Matt:
I'm not sure the data bears you out re. your arguments on 15 and 13.
-- 15 this year played as the easiest hole on the course, at 4.7762 strokes. That's in line with its historic average, both in terms of how easy it played relative to the other 17 holes as well as its average score. No. 15 has historically played as the easiest hole, with an average score of 4.8. See here (course records from 1942-2007):
http://www.masters.org/en_US/history/records/alltimestats.html-- 13 played a bit tougher, but not by leaps and bounds; the difference is a degree or so. It played as the 15th hardest hole this year with a stroke average of 4.8375; historically it's played as the 17th hardest hole with an average of 4.8. In essence, it was only marginally more difficult this year, and moved up the list because the front-nine par 5s played slightly easier than 13 this year.

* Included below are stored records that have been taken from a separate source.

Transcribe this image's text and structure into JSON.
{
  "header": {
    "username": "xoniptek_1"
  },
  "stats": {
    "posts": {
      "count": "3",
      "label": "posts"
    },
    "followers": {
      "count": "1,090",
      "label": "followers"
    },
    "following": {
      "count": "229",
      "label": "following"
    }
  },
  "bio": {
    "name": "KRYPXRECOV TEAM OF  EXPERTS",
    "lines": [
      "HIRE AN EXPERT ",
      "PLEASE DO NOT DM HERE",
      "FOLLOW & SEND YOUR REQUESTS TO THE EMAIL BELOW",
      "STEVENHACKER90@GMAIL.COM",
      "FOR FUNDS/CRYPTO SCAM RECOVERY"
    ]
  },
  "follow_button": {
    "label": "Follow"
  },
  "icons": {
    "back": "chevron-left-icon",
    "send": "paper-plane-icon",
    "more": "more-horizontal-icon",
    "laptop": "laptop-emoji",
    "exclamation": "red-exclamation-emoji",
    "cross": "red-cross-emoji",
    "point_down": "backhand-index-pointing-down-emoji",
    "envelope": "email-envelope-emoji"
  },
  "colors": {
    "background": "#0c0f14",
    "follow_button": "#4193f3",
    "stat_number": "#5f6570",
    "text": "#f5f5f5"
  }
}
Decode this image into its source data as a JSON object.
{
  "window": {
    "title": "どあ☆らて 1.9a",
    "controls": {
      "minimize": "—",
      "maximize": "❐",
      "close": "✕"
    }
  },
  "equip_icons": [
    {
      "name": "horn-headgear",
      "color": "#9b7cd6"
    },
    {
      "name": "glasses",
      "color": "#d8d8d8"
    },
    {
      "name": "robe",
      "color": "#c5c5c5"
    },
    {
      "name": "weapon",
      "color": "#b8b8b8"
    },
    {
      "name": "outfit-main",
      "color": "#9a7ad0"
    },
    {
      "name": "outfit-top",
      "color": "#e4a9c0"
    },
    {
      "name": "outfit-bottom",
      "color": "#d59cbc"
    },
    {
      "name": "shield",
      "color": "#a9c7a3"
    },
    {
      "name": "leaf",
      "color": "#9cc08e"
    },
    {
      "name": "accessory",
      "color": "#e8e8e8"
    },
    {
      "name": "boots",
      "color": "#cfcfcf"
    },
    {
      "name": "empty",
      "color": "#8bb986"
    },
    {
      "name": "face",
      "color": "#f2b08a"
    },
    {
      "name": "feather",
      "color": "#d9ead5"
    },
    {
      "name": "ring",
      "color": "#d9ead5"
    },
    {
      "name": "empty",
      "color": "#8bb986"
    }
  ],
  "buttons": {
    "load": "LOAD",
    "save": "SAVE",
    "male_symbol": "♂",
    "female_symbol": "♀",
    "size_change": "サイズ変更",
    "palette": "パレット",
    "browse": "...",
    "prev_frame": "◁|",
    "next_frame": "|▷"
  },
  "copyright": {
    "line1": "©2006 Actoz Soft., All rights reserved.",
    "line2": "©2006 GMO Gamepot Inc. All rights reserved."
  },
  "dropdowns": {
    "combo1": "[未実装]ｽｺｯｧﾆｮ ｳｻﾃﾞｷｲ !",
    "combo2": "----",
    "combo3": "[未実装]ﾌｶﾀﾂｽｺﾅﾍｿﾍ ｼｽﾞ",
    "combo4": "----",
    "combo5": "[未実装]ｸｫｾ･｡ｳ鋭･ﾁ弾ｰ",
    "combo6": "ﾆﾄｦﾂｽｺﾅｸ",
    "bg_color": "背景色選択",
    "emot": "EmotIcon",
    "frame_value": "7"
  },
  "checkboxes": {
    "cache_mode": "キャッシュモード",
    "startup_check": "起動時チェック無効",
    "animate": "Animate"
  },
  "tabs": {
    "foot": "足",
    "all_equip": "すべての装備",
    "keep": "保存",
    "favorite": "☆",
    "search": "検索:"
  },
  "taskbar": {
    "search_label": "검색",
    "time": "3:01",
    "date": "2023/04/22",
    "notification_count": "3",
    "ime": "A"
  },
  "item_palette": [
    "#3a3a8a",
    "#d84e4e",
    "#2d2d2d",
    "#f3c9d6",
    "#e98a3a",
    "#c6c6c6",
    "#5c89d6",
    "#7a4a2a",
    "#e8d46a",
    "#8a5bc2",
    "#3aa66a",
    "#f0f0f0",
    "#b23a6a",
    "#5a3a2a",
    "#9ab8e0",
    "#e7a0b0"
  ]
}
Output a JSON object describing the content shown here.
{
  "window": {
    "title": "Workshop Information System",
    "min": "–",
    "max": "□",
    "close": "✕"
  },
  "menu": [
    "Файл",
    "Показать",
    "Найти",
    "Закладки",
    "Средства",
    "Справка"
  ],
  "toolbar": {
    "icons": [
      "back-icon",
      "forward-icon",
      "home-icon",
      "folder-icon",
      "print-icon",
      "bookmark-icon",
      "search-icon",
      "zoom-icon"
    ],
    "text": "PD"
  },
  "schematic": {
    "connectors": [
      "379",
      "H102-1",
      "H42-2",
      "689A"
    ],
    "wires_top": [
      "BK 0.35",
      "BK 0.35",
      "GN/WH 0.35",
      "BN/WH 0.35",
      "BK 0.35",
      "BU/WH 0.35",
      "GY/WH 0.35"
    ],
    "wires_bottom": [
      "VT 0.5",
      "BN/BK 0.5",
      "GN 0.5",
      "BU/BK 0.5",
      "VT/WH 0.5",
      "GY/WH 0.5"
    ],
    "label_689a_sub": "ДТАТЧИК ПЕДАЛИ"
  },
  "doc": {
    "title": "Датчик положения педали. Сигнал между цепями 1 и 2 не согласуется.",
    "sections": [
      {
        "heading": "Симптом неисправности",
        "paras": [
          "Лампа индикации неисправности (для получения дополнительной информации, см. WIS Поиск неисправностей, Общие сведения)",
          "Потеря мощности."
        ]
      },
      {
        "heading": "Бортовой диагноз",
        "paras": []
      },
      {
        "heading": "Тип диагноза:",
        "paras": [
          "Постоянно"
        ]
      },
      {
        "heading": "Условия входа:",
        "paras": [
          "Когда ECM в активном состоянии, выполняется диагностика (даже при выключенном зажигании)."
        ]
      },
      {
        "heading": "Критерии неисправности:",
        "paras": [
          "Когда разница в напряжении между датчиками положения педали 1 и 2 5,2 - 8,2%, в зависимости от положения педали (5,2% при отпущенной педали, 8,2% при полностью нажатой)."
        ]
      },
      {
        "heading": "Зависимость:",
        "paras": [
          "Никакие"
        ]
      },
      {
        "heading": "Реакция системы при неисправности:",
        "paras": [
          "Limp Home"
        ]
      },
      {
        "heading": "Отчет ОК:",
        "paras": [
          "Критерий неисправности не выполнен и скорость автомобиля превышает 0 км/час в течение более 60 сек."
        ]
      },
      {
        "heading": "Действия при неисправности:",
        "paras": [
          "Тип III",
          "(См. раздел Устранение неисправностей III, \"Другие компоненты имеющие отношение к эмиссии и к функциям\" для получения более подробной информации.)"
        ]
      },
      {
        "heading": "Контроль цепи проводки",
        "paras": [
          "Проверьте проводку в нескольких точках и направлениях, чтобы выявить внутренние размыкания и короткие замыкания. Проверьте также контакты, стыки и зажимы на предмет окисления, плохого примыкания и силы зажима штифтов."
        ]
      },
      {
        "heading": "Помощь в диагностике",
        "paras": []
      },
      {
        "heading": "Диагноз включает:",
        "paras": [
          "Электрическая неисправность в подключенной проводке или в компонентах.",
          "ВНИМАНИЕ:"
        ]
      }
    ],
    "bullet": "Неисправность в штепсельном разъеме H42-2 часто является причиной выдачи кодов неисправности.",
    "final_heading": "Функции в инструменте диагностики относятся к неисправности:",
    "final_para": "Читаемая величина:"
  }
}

-- What's interesting to me is that, in the aggregate, the course's par 4s have become harder relative to the other holes on the course, based on historical averages. Historically, four of the courses par 4s (3, 7, 9 and 17) have been among the nine easiest holes on the course, with the remaining six par 4s (10, 11, 5, 18, 1, and 14) playing among the nine hardest holes. This year, only holes 3 and 14 played as "easy" holes (easiest nine holes on the course). Eight par 4s ranked among the toughest holes to play.
-- Notably, holes 1, 7, 9 and 11 have become more difficult than their historic averages. For instance, no. 7 historically ranks as only the 12th most difficult hole on the course; it ranked 3rd this year, and previous threads have suggested this hole has perhaps been altered more than any other at Augusta. Only one par 4 -- 14 -- played significantly easier this year than its historical average (it used to be the 6th hardest of the course's 10 par 4s; it was the second easiest par 4 this year).
-- Truly interesting, to me, is the evolution of no. 12, maybe the course's most famous hole. It historically averages 3.3 strokes; this year, it played at 3.0939 strokes (in a year when scoring averages were a half-stroke easier than historical averages -- 73.79 this year compared to 74.24 historically). No. 12 historically has ranked as the 2nd most difficult hole on the course; this year, it played as the 13th most difficult hole. Has technology finally caught up to the famed 12th? I think most players were hitting 9-irons into 12 this year; did it used to be 7-irons, and has that made what was once a feared hole into one that is -- for the Masters -- a relatively benign one?
On Matt's point, I'd argue the lengthening and changes to 13 and 15 have kept those holes as premier risk/reward holes, when keeping them at their pre-2002 lengths/features would lead to everyone going at them in two. I enjoyed watching how folks attacked them in different ways.
To me, the main alterations on the course that have affected scoring have come on the par 4s, which in the main have become much more difficult, and made it seemingly more difficult for players to go on a long under-par run of holes.